Some thoughts about this problem.
I suggest there was initial Bezier curve P0–P3 with control points P1 and P2

Let’s make two subdivisions at parameters ta and tb.
We have now two subcurves (in yellow) – P0–PA3 and PB0–P3.
Blue interval is lost.
PA1 and PB2 – known control points. We have to find unknown P1 and P2.

Some equations

Initial curve:

C = P0*(1-t)^3+3*P1(1-t)^2*t+3*P2*(1-t)*t^2+P3*t^3

Endpoints:

PA3 = P0*(1-ta)^3+3*P1*(1-ta)^2*ta+3*P2*(1-ta)*ta^2+P3*ta^3

PB0 = P0*(1-tb)^3+3*P1*(1-tb)^2*tb+3*P2*(1-tb)*tb^2+P3*tb^3

Control points of small curves

PA1 = P0*(1-ta)+P1*ta => P1*ta = PA1 – P0*(1-ta)

PB2 = P2*(1-tb)+P3*tb => P2(1-tb) = PB2 – P3*tb

Now substitute unknown points in PA3 equation:

**PA3***(1-tb) = **P0***(1-ta)^3*(1-tb)+3*(1-ta)^2*(1-tb)*(**PA1** – **P0***(1-ta))+3*(1-ta)*ta^2*( **PB2** – **P3***tb)+**P3***ta^3*(1-tb)

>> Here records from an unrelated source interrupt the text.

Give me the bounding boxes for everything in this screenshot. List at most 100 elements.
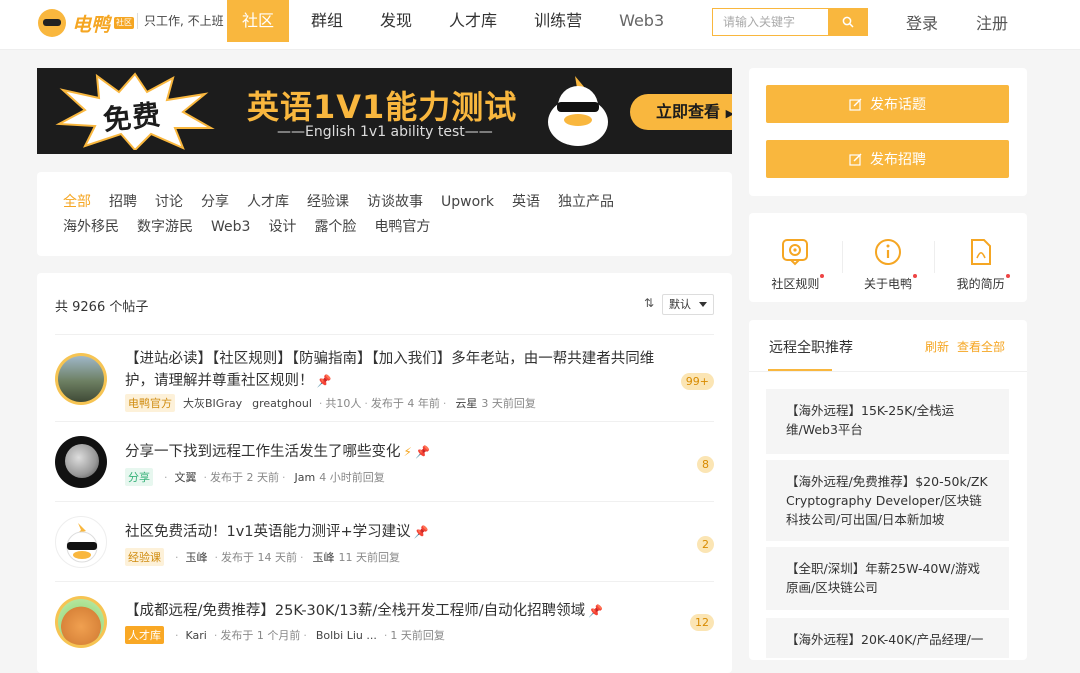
post-time: 发布于 14 天前 bbox=[221, 551, 297, 564]
tag-item[interactable]: 数字游民 bbox=[137, 215, 193, 240]
top-header: 电鸭 社区 只工作, 不上班 社区 群组 发现 人才库 训练营 Web3 登录 … bbox=[0, 0, 1080, 50]
post-title-text[interactable]: 【成都远程/免费推荐】25K-30K/13薪/全栈开发工程师/自动化招聘领域 bbox=[125, 603, 585, 619]
sort-select[interactable]: 默认 bbox=[662, 294, 714, 315]
post-row[interactable]: 【成都远程/免费推荐】25K-30K/13薪/全栈开发工程师/自动化招聘领域 📌 … bbox=[55, 581, 714, 673]
post-topic-button[interactable]: 发布话题 bbox=[766, 85, 1009, 123]
post-title[interactable]: 分享一下找到远程工作生活发生了哪些变化 ⚡ 📌 bbox=[125, 441, 680, 463]
post-row[interactable]: 社区免费活动！1v1英语能力测评+学习建议 📌 经验课 · 玉峰 · 发布于 14… bbox=[55, 501, 714, 581]
post-replier[interactable]: Bolbi Liu ... bbox=[316, 629, 377, 642]
job-item[interactable]: 【海外远程】20K-40K/产品经理/一 bbox=[766, 618, 1009, 658]
job-item[interactable]: 【全职/深圳】年薪25W-40W/游戏原画/区块链公司 bbox=[766, 547, 1009, 610]
post-author[interactable]: 文翼 bbox=[175, 469, 197, 485]
register-link[interactable]: 注册 bbox=[976, 10, 1008, 34]
pin-icon: 📌 bbox=[413, 525, 429, 539]
post-title[interactable]: 【成都远程/免费推荐】25K-30K/13薪/全栈开发工程师/自动化招聘领域 📌 bbox=[125, 600, 680, 622]
info-icon bbox=[875, 239, 901, 265]
jobs-title: 远程全职推荐 bbox=[769, 340, 853, 356]
post-title[interactable]: 【进站必读】【社区规则】【防骗指南】【加入我们】多年老站，由一帮共建者共同维护，… bbox=[125, 348, 680, 392]
nav-talent[interactable]: 人才库 bbox=[434, 0, 512, 42]
search-input[interactable] bbox=[712, 8, 828, 36]
post-time: 发布于 4 年前 bbox=[370, 397, 440, 410]
post-count: 共 9266 个帖子 bbox=[55, 300, 149, 315]
site-logo[interactable]: 电鸭 社区 bbox=[38, 9, 135, 37]
avatar[interactable] bbox=[55, 596, 107, 648]
post-category-tag[interactable]: 经验课 bbox=[125, 548, 164, 566]
post-reply-time: 1 天前回复 bbox=[390, 629, 445, 642]
nav-discover[interactable]: 发现 bbox=[365, 0, 427, 42]
post-category-tag[interactable]: 分享 bbox=[125, 468, 153, 486]
post-category-tag[interactable]: 人才库 bbox=[125, 626, 164, 644]
lightning-icon: ⚡ bbox=[403, 445, 412, 459]
post-row[interactable]: 【进站必读】【社区规则】【防骗指南】【加入我们】多年老站，由一帮共建者共同维护，… bbox=[55, 334, 714, 414]
job-item[interactable]: 【海外远程/免费推荐】$20-50k/ZK Cryptography Devel… bbox=[766, 460, 1009, 541]
banner-button-label: 立即查看 bbox=[656, 102, 721, 121]
logo-text: 电鸭 bbox=[72, 13, 111, 36]
post-category-tag[interactable]: 电鸭官方 bbox=[125, 394, 175, 412]
edit-icon bbox=[849, 153, 862, 166]
tag-item[interactable]: 电鸭官方 bbox=[374, 215, 430, 240]
tag-item[interactable]: 人才库 bbox=[247, 190, 289, 215]
tag-item[interactable]: 独立产品 bbox=[558, 190, 614, 215]
nav-groups[interactable]: 群组 bbox=[296, 0, 358, 42]
search-icon bbox=[842, 16, 854, 28]
search-button[interactable] bbox=[828, 8, 868, 36]
tag-item[interactable]: Web3 bbox=[211, 215, 250, 240]
promo-banner[interactable]: 免费 英语1V1能力测试 ——English 1v1 ability test—… bbox=[37, 68, 732, 154]
tag-item[interactable]: 分享 bbox=[201, 190, 229, 215]
post-title[interactable]: 社区免费活动！1v1英语能力测评+学习建议 📌 bbox=[125, 521, 680, 543]
post-replier[interactable]: Jam bbox=[295, 471, 316, 484]
avatar[interactable] bbox=[55, 516, 107, 568]
banner-free-label: 免费 bbox=[101, 98, 163, 137]
tag-item[interactable]: Upwork bbox=[441, 190, 494, 215]
tag-item[interactable]: 设计 bbox=[268, 215, 296, 240]
tag-item[interactable]: 访谈故事 bbox=[367, 190, 423, 215]
tag-item[interactable]: 英语 bbox=[512, 190, 540, 215]
meta-separator: · bbox=[383, 628, 388, 642]
sort-icon: ⇅ bbox=[644, 296, 655, 310]
meta-separator: · bbox=[203, 470, 208, 484]
tag-item[interactable]: 露个脸 bbox=[314, 215, 356, 240]
avatar[interactable] bbox=[55, 353, 107, 405]
post-reply-time: 3 天前回复 bbox=[481, 397, 536, 410]
edit-icon bbox=[849, 98, 862, 111]
post-meta: 人才库 · Kari · 发布于 1 个月前 · Bolbi Liu ... ·… bbox=[125, 626, 445, 644]
link-community-rules[interactable]: 社区规则 bbox=[749, 213, 842, 302]
post-title-text[interactable]: 分享一下找到远程工作生活发生了哪些变化 bbox=[125, 444, 401, 460]
post-participants: 共10人 bbox=[325, 397, 362, 410]
post-row[interactable]: 分享一下找到远程工作生活发生了哪些变化 ⚡ 📌 分享 · 文翼 · 发布于 2 天前… bbox=[55, 421, 714, 501]
nav-camp[interactable]: 训练营 bbox=[519, 0, 597, 42]
nav-community[interactable]: 社区 bbox=[227, 0, 290, 42]
job-item[interactable]: 【海外远程】15K-25K/全栈运维/Web3平台 bbox=[766, 389, 1009, 454]
tag-item[interactable]: 经验课 bbox=[307, 190, 349, 215]
pdf-document-icon bbox=[970, 239, 991, 265]
side-actions-card: 发布话题 发布招聘 bbox=[749, 68, 1027, 196]
banner-view-button[interactable]: 立即查看 ▶ bbox=[630, 94, 732, 130]
post-author[interactable]: 玉峰 bbox=[186, 549, 208, 565]
link-about[interactable]: 关于电鸭 bbox=[841, 213, 935, 302]
tag-item[interactable]: 海外移民 bbox=[63, 215, 119, 240]
tag-item[interactable]: 讨论 bbox=[155, 190, 183, 215]
post-title-text[interactable]: 【进站必读】【社区规则】【防骗指南】【加入我们】多年老站，由一帮共建者共同维护，… bbox=[125, 351, 654, 389]
post-title-text[interactable]: 社区免费活动！1v1英语能力测评+学习建议 bbox=[125, 524, 411, 540]
nav-web3[interactable]: Web3 bbox=[604, 0, 679, 42]
link-my-resume[interactable]: 我的简历 bbox=[934, 213, 1027, 302]
view-all-link[interactable]: 查看全部 bbox=[957, 338, 1005, 355]
login-link[interactable]: 登录 bbox=[906, 10, 938, 34]
meta-separator: · bbox=[175, 550, 179, 564]
meta-separator: · bbox=[303, 628, 307, 642]
link-label: 关于电鸭 bbox=[864, 274, 918, 291]
avatar[interactable] bbox=[55, 436, 107, 488]
post-job-button[interactable]: 发布招聘 bbox=[766, 140, 1009, 178]
post-topic-label: 发布话题 bbox=[870, 97, 926, 113]
tag-item[interactable]: 招聘 bbox=[109, 190, 137, 215]
post-replier[interactable]: 云星 bbox=[455, 395, 477, 411]
post-author[interactable]: Kari bbox=[186, 629, 207, 642]
post-meta: 经验课 · 玉峰 · 发布于 14 天前 · 玉峰 11 天前回复 bbox=[125, 548, 400, 566]
play-arrow-icon: ▶ bbox=[725, 107, 732, 120]
tag-all[interactable]: 全部 bbox=[63, 190, 91, 215]
post-author[interactable]: 大灰BIGray bbox=[183, 395, 242, 411]
post-replier[interactable]: 玉峰 bbox=[313, 549, 335, 565]
tag-filter-card: 全部 招聘 讨论 分享 人才库 经验课 访谈故事 Upwork 英语 独立产品 … bbox=[37, 172, 732, 256]
post-coauthor[interactable]: greatghoul bbox=[252, 397, 312, 410]
refresh-link[interactable]: 刷新 bbox=[925, 338, 949, 355]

(some multiplication signs have been lost due to SO formatting)

This is vector equation, it contains two scalar equations for two unknowns ta and tb

PA3X*(1-tb) = P0X*(1-ta)^3*(1-tb)+3*(1-ta)^2*(1-tb)*(PA1X – P0X*(1-ta))+3*(1-ta)*ta^2*( PB2X – P3X*tb)+P3X*ta^3*(1-tb)

PA3Y*(1-tb) = P0Y*(1-ta)^3*(1-tb)+3*(1-ta)^2*(1-tb)*(PA1Y – P0Y*(1-ta))+3*(1-ta)*ta^2*( PB2Y – P3Y*tb)+P3Y*ta^3*(1-tb)

This system might be solved both numerically and analytically (indeed Maple solves it with very-very big cubic formula 🙁 )

If we have points with some error, that makes sense to build overdetermined equation system for some points (PA3, PB0, PA2, PB1) and solve it numerically to minimize deviations.